As you might imagine due to their shape, these aren't the easiest kind of tuber to prepare for general consumption, and from my experience with jerusalem artichoke, if these were the intended product I'd probably have fed them to the chickens at this point. However, while edible, these gnarled tubers are mainly reserved for propagation - yacón are usually grown for the additional gigantic, ovaloid storage tubers that are reportedly bigger than that fish your uncle caught last summer and won't shut up about.

What attracted me to the yacón, other than trying to grow something completely different, was evaluating the claim that they'll happily grow without any attention what so ever. And seriously, who do you know that would better run that test? Its resume reads exactly as it should for a position in my garden. They're also supposed to taste sweet like an apple (hence its other name - the Peruvian ground apple), and since I'm not doing all that well growing sky apples, I thought I better hedge my bets.

My preparation of the bed hasn't been perfect  considering my long absence from behind the garden-fork, which isn't a problem because apparently yacón will also grow happily in poor sandy soils too, just not as vigorously. So with only a single bag of caca de la vaca to spread over some of the area, I'll be experimenting by planting yacon in two kinds of soil - poor soil, and poorer soil.

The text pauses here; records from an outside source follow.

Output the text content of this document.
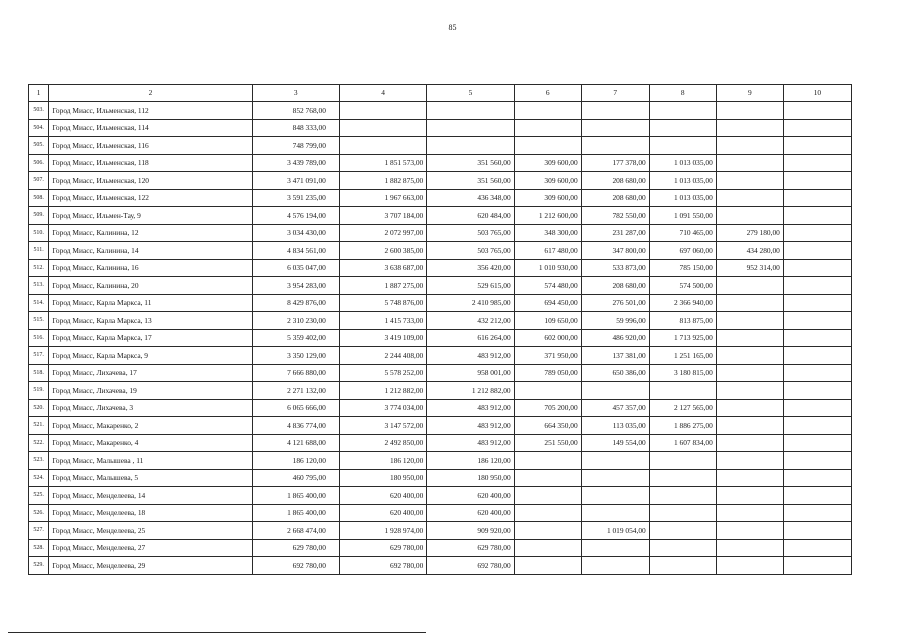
85
1	2	3	4	5	6	7	8	9	10
503.	Город Миасс, Ильменская, 112	852 768,00							
504.	Город Миасс, Ильменская, 114	848 333,00							
505.	Город Миасс, Ильменская, 116	748 799,00							
506.	Город Миасс, Ильменская, 118	3 439 789,00	1 851 573,00	351 560,00	309 600,00	177 378,00	1 013 035,00		
507.	Город Миасс, Ильменская, 120	3 471 091,00	1 882 875,00	351 560,00	309 600,00	208 680,00	1 013 035,00		
508.	Город Миасс, Ильменская, 122	3 591 235,00	1 967 663,00	436 348,00	309 600,00	208 680,00	1 013 035,00		
509.	Город Миасс, Ильмен-Тау, 9	4 576 194,00	3 707 184,00	620 484,00	1 212 600,00	782 550,00	1 091 550,00		
510.	Город Миасс, Калинина, 12	3 034 430,00	2 072 997,00	503 765,00	348 300,00	231 287,00	710 465,00	279 180,00	
511.	Город Миасс, Калинина, 14	4 834 561,00	2 600 385,00	503 765,00	617 480,00	347 800,00	697 060,00	434 280,00	
512.	Город Миасс, Калинина, 16	6 035 047,00	3 638 687,00	356 420,00	1 010 930,00	533 873,00	785 150,00	952 314,00	
513.	Город Миасс, Калинина, 20	3 954 283,00	1 887 275,00	529 615,00	574 480,00	208 680,00	574 500,00		
514.	Город Миасс, Карла Маркса, 11	8 429 876,00	5 748 876,00	2 410 985,00	694 450,00	276 501,00	2 366 940,00		
515.	Город Миасс, Карла Маркса, 13	2 310 230,00	1 415 733,00	432 212,00	109 650,00	59 996,00	813 875,00		
516.	Город Миасс, Карла Маркса, 17	5 359 402,00	3 419 109,00	616 264,00	602 000,00	486 920,00	1 713 925,00		
517.	Город Миасс, Карла Маркса, 9	3 350 129,00	2 244 408,00	483 912,00	371 950,00	137 381,00	1 251 165,00		
518.	Город Миасс, Лихачева, 17	7 666 880,00	5 578 252,00	958 001,00	789 050,00	650 386,00	3 180 815,00		
519.	Город Миасс, Лихачева, 19	2 271 132,00	1 212 882,00	1 212 882,00					
520.	Город Миасс, Лихачева, 3	6 065 666,00	3 774 034,00	483 912,00	705 200,00	457 357,00	2 127 565,00		
521.	Город Миасс, Макаренко, 2	4 836 774,00	3 147 572,00	483 912,00	664 350,00	113 035,00	1 886 275,00		
522.	Город Миасс, Макаренко, 4	4 121 688,00	2 492 850,00	483 912,00	251 550,00	149 554,00	1 607 834,00		
523.	Город Миасс, Малышева , 11	186 120,00	186 120,00	186 120,00					
524.	Город Миасс, Малышева, 5	460 795,00	180 950,00	180 950,00					
525.	Город Миасс, Менделеева, 14	1 865 400,00	620 400,00	620 400,00					
526.	Город Миасс, Менделеева, 18	1 865 400,00	620 400,00	620 400,00					
527.	Город Миасс, Менделеева, 25	2 668 474,00	1 928 974,00	909 920,00		1 019 054,00			
528.	Город Миасс, Менделеева, 27	629 780,00	629 780,00	629 780,00					
529.	Город Миасс, Менделеева, 29	692 780,00	692 780,00	692 780,00					
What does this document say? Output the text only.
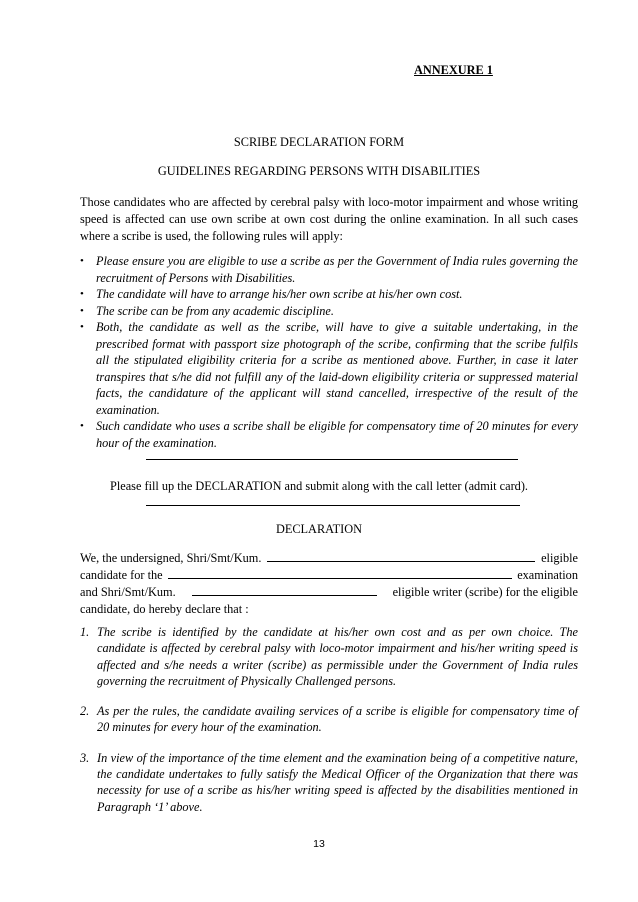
ANNEXURE 1
SCRIBE DECLARATION FORM
GUIDELINES REGARDING PERSONS WITH DISABILITIES

Those candidates who are affected by cerebral palsy with loco-motor impairment and whose writing speed is affected can use own scribe at own cost during the online examination. In all such cases where a scribe is used, the following rules will apply:

• Please ensure you are eligible to use a scribe as per the Government of India rules governing the recruitment of Persons with Disabilities.
• The candidate will have to arrange his/her own scribe at his/her own cost.
• The scribe can be from any academic discipline.
• Both, the candidate as well as the scribe, will have to give a suitable undertaking, in the prescribed format with passport size photograph of the scribe, confirming that the scribe fulfils all the stipulated eligibility criteria for a scribe as mentioned above. Further, in case it later transpires that s/he did not fulfill any of the laid-down eligibility criteria or suppressed material facts, the candidature of the applicant will stand cancelled, irrespective of the result of the examination.
• Such candidate who uses a scribe shall be eligible for compensatory time of 20 minutes for every hour of the examination.
Please fill up the DECLARATION and submit along with the call letter (admit card).
DECLARATION
We, the undersigned, Shri/Smt/Kum.	eligible
candidate for the	examination
and Shri/Smt/Kum.	eligible writer (scribe) for the eligible
candidate, do hereby declare that :
1. The scribe is identified by the candidate at his/her own cost and as per own choice. The candidate is affected by cerebral palsy with loco-motor impairment and his/her writing speed is affected and s/he needs a writer (scribe) as permissible under the Government of India rules governing the recruitment of Physically Challenged persons.
2. As per the rules, the candidate availing services of a scribe is eligible for compensatory time of 20 minutes for every hour of the examination.
3. In view of the importance of the time element and the examination being of a competitive nature, the candidate undertakes to fully satisfy the Medical Officer of the Organization that there was necessity for use of a scribe as his/her writing speed is affected by the disabilities mentioned in Paragraph ‘1’ above.
13
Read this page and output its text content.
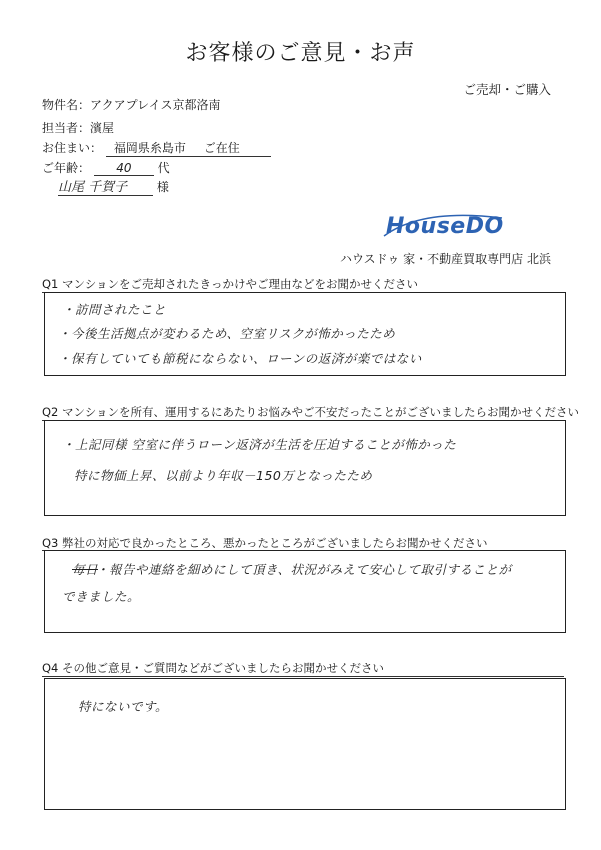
お客様のご意見・お声
ご売却・ご購入
物件名：アクアプレイス京都洛南
担当者：濱屋
お住まい： 福岡県糸島市 ご在住
ご年齢： 40 代
山尾 千賀子 様
HouseDO
ハウスドゥ 家・不動産買取専門店 北浜
Q1 マンションをご売却されたきっかけやご理由などをお聞かせください
・訪問されたこと
・今後生活拠点が変わるため、空室リスクが怖かったため
・保有していても節税にならない、ローンの返済が楽ではない
Q2 マンションを所有、運用するにあたりお悩みやご不安だったことがございましたらお聞かせください
・上記同様 空室に伴うローン返済が生活を圧迫することが怖かった
特に物価上昇、以前より年収－150万となったため
Q3 弊社の対応で良かったところ、悪かったところがございましたらお聞かせください
毎日
・報告や連絡を細めにして頂き、状況がみえて安心して取引することが
できました。
Q4 その他ご意見・ご質問などがございましたらお聞かせください
特にないです。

I've planted them along my western fence in four separate holes, each about a meter apart, and a few centimeters under the soil. They should grow into a tall unruly mass of leaves and yellow flowers that you could easily mistake for a group of hippies at an open air festival. When they die back after the summer, I'll hire a small crane to lift the tubers out. And the tops of the plants are supposedly highly nutritious veloci-chicken food - so nothing will go to waste!

Will keep you posted on the progress!

Thursday, September 6, 2012

Liberating sacred basil seed

After months of staring indifferently at this tray of dried basil flowers, tonight I finally started liberating the seed to much fanfare (which in this case really boiled down to the Wife's stern why-is-that-still-there look reducing to the slightly more moderate, well-it's-about-time look).

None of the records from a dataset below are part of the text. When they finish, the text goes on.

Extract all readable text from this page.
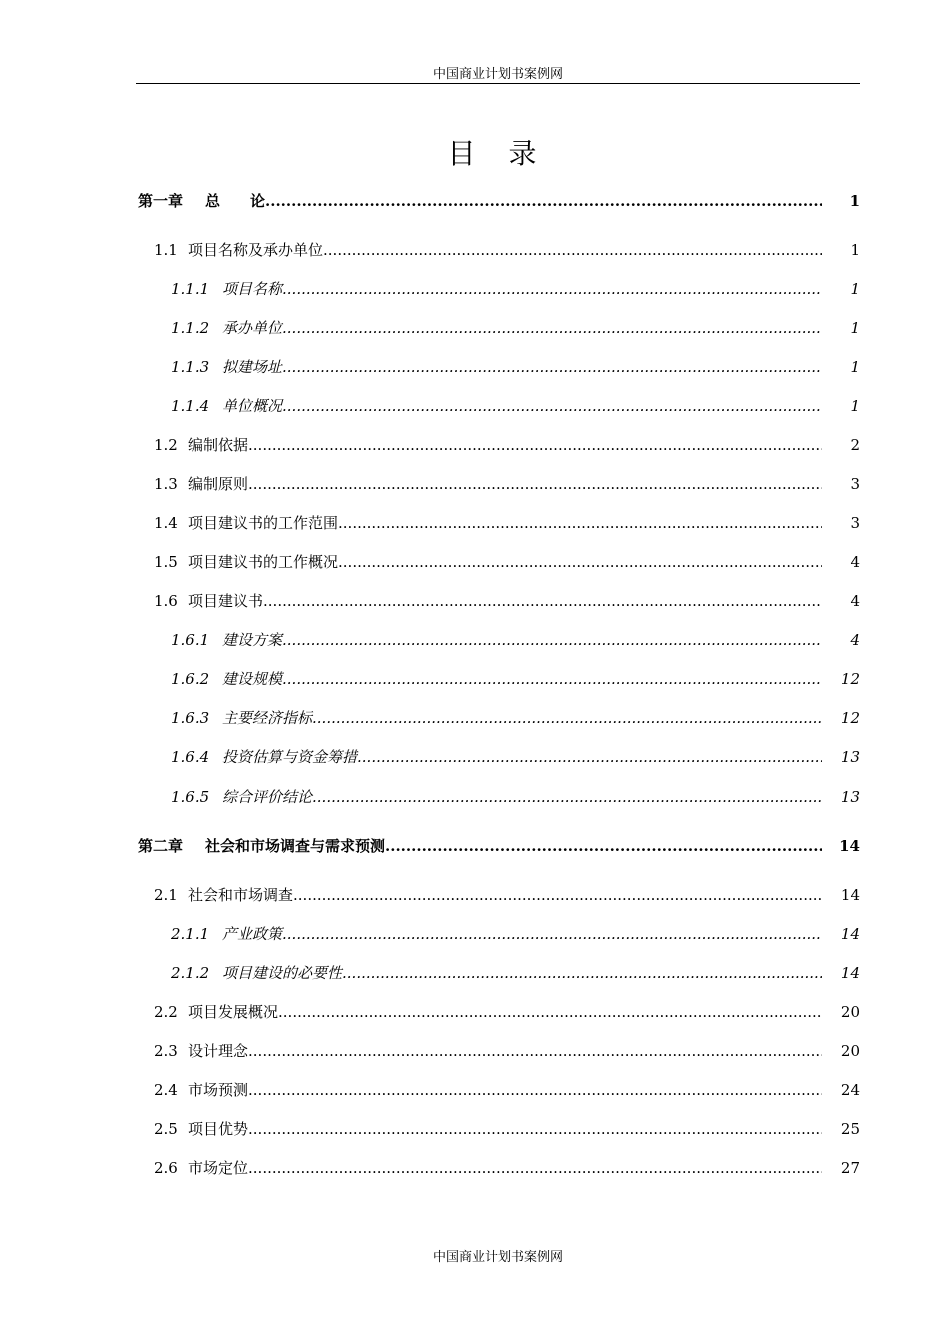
中国商业计划书案例网
目 录
第一章	总　　论 .....	1
1.1 项目名称及承办单位 .....	1
1.1.1 项目名称 .....	1
1.1.2 承办单位 .....	1
1.1.3 拟建场址 .....	1
1.1.4 单位概况 .....	1
1.2 编制依据 .....	2
1.3 编制原则 .....	3
1.4 项目建议书的工作范围 .....	3
1.5 项目建议书的工作概况 .....	4
1.6 项目建议书 .....	4
1.6.1 建设方案 .....	4
1.6.2 建设规模 .....	12
1.6.3 主要经济指标 .....	12
1.6.4 投资估算与资金筹措 .....	13
1.6.5 综合评价结论 .....	13
第二章	社会和市场调查与需求预测 .....	14
2.1 社会和市场调查 .....	14
2.1.1 产业政策 .....	14
2.1.2 项目建设的必要性 .....	14
2.2 项目发展概况 .....	20
2.3 设计理念 .....	20
2.4 市场预测 .....	24
2.5 项目优势 .....	25
2.6 市场定位 .....	27
中国商业计划书案例网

I probably could have been much more time efficient, just crushing and burying them shallowly beneath the soil, but all this warm weather does something funny to my motivation - I'm carefully separating them this evening.

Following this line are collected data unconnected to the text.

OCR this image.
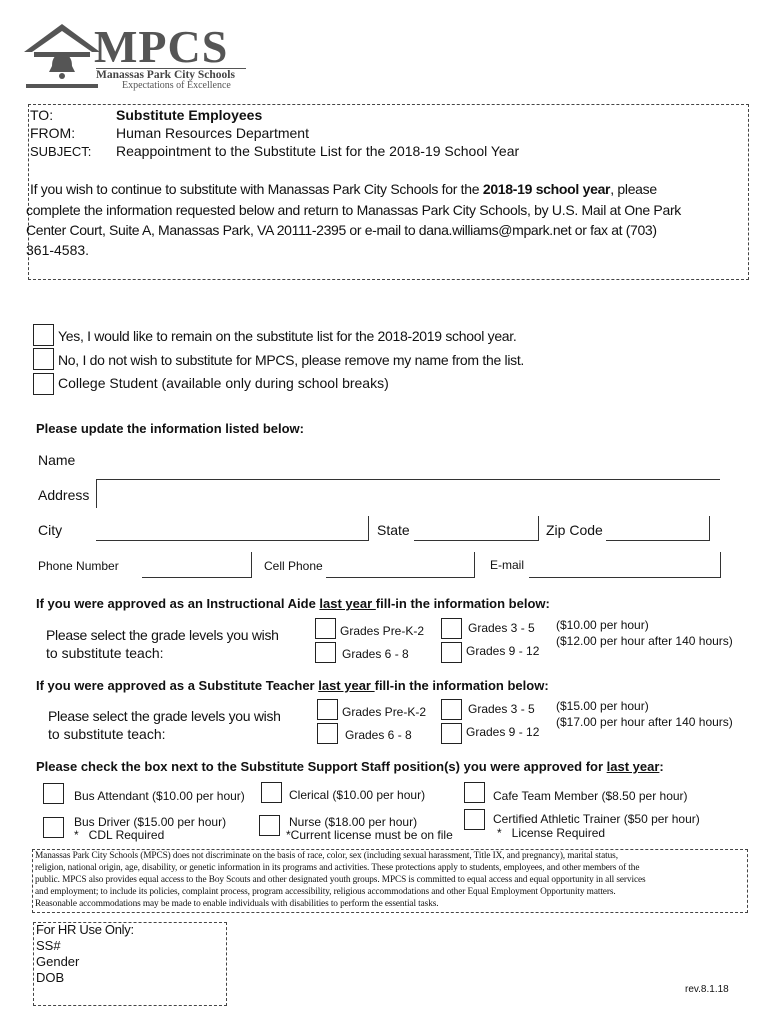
MPCS
Manassas Park City Schools
Expectations of Excellence
TO:	Substitute Employees
FROM:	Human Resources Department
SUBJECT: Reappointment to the Substitute List for the 2018-19 School Year
If you wish to continue to substitute with Manassas Park City Schools for the 2018-19 school year, please
complete the information requested below and return to Manassas Park City Schools, by U.S. Mail at One Park
Center Court, Suite A, Manassas Park, VA 20111-2395 or e-mail to dana.williams@mpark.net or fax at (703)
361-4583.
Yes, I would like to remain on the substitute list for the 2018-2019 school year.
No, I do not wish to substitute for MPCS, please remove my name from the list.
College Student (available only during school breaks)
Please update the information listed below:
Name
Address
City	State	Zip Code
Phone Number	Cell Phone	E-mail
If you were approved as an Instructional Aide last year fill-in the information below:
Please select the grade levels you wish
to substitute teach:
Grades Pre-K-2
Grades 6 - 8
Grades 3 - 5
Grades 9 - 12
($10.00 per hour)
($12.00 per hour after 140 hours)
If you were approved as a Substitute Teacher last year fill-in the information below:
Please select the grade levels you wish
to substitute teach:
Grades Pre-K-2
Grades 6 - 8
Grades 3 - 5
Grades 9 - 12
($15.00 per hour)
($17.00 per hour after 140 hours)
Please check the box next to the Substitute Support Staff position(s) you were approved for last year:
Bus Attendant ($10.00 per hour)	Clerical ($10.00 per hour)	Cafe Team Member ($8.50 per hour)
Bus Driver ($15.00 per hour)
*   CDL Required
Nurse ($18.00 per hour)
*Current license must be on file
Certified Athletic Trainer ($50 per hour)
*   License Required
Manassas Park City Schools (MPCS) does not discriminate on the basis of race, color, sex (including sexual harassment, Title IX, and pregnancy), marital status,
religion, national origin, age, disability, or genetic information in its programs and activities. These protections apply to students, employees, and other members of the
public. MPCS also provides equal access to the Boy Scouts and other designated youth groups. MPCS is committed to equal access and equal opportunity in all services
and employment; to include its policies, complaint process, program accessibility, religious accommodations and other Equal Employment Opportunity matters.
Reasonable accommodations may be made to enable individuals with disabilities to perform the essential tasks.
For HR Use Only:
SS#
Gender
DOB
rev.8.1.18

It's also important to get this right, because it isn't easy to come by basil with just the right sweet flavour - and I know this one is perfect, because it came from the Eternal-Basil-Bed that is grown by Grandma-of-Legend. And the sacred basil must be treated with the correct respect.

Tuesday, September 4, 2012

Lasagna with a touch of Grevillea, to taste.

As a general rule of thumb, if you can't put it in (or with) a lasagna, its probably not growing in my garden. Failing that, you better be able to make a dessert out of it - or even better, it be a dessert in its own right. Suffice to say, I don't have an awful lot of ornamentals growing around the place because they just don't tick enough of these boxes - and instead tend to get pushed aside in an endless pursuit of more crop space. But within such menu-driven planting decisions, there's the hidden danger that not enough pollinators will show up to the party - leaving me with plenty of blossom, and not enough birds 'n the bees

So given that I barely find enough time to organise planting my edibles - let alone a streaming succession of flowering plants to keep the bees interested - I began to search for the compact, year-round flowering plant that needs no attention, should such a divine expression of nature exist.

Luckily, my mate Rognvald is a bit ahead of the game than me, and I was delighted when he showed up at my place on the weekend with a Silky Grevillea he'd managed to strike from a cutting. From a year-long study in his yard down the road, it is reportedly covered in flower for most of the year, and is irresistible to bees.

Fingers crossed; this is a first step to more produce - and a small break to the general rule of my garden, lest lasagna start tasting a touch more exotic.